Synchronizing LDAP with Jazz Team Server repository user information
To synchronize the user information in the Jazz Team Server repository with the information in the LDAP directory, you must use the LDAP sync task. Applications registered with the Jazz Team Server will update their local user repositories via their contribution synchronization task.
By default, synchronization happens nightly at 1:00 AM. You can also manually start the synchronization with the command repotools -syncUsers.
Note: To create new users on the Jazz Team Server or
an application registered with the server, see Creating users
During synchronization, the following tasks are performed:
- New user records are created in the Jazz Team Server repository for all users in the LDAP user directory who are members of the mapped LDAP groups, but do not already exist in the Jazz Team Server repository.
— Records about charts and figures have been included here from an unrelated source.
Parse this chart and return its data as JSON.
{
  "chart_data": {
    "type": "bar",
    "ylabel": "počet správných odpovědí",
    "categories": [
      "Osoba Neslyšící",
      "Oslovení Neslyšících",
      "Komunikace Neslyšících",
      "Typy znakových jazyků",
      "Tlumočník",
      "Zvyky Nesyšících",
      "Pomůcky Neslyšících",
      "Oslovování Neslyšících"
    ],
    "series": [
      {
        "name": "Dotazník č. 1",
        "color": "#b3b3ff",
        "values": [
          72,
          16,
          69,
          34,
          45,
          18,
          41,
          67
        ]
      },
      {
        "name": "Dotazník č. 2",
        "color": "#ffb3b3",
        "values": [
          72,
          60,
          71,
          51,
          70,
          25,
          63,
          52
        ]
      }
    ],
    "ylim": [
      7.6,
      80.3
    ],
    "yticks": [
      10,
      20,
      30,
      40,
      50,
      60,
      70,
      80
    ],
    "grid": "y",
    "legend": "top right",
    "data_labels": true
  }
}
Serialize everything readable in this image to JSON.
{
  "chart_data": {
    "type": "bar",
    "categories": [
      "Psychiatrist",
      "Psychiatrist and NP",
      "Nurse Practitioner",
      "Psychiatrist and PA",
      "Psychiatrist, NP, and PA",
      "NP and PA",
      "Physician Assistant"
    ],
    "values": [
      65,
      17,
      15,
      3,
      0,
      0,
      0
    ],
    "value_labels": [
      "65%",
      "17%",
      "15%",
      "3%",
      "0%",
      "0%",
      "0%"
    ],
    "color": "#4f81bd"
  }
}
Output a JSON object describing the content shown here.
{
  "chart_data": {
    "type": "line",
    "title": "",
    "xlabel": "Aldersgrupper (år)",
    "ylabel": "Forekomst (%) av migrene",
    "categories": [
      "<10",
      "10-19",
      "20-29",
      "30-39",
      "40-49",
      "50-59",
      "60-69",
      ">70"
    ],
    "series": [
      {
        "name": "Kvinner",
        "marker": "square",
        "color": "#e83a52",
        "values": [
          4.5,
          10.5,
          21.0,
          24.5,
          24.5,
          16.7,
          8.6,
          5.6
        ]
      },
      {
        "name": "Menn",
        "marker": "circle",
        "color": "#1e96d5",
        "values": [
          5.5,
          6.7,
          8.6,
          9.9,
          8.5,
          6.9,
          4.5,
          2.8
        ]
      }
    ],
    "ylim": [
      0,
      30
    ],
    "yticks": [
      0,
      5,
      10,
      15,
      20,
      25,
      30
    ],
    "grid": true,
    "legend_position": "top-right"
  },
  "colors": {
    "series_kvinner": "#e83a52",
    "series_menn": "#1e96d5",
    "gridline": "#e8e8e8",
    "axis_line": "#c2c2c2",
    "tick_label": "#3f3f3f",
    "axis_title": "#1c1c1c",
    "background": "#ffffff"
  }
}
- Name and email address fields are updated in the Jazz Team Server repository if the values in repository and the LDAP user directory do not match.
- Ambiguous entries may be displayed in the LDAP user directory. These entries are created when the LDAP nightly sync task cannot uniquely update the name or email address fields of a user in the Jazz Team Server repository. For example: If a user has multiple names in the LDAP user directory and none of those names match the entry in the Jazz Team Server repository, then the sync task will record an event to indicate the ambiguous account. An administrator can then manually refresh the user record.
- Error records are created if there are multiple user IDs for a user in the LDAP user directory or if a user that is referenced by an LDAP group does not exist. For example, if the JazzAdmins group in the LDAP directory has a member named Joe and his record does not exist in the LDAP user directory, then this might indicate that the user is no longer part of the organization. Typically, you would manually archive this user in the repository.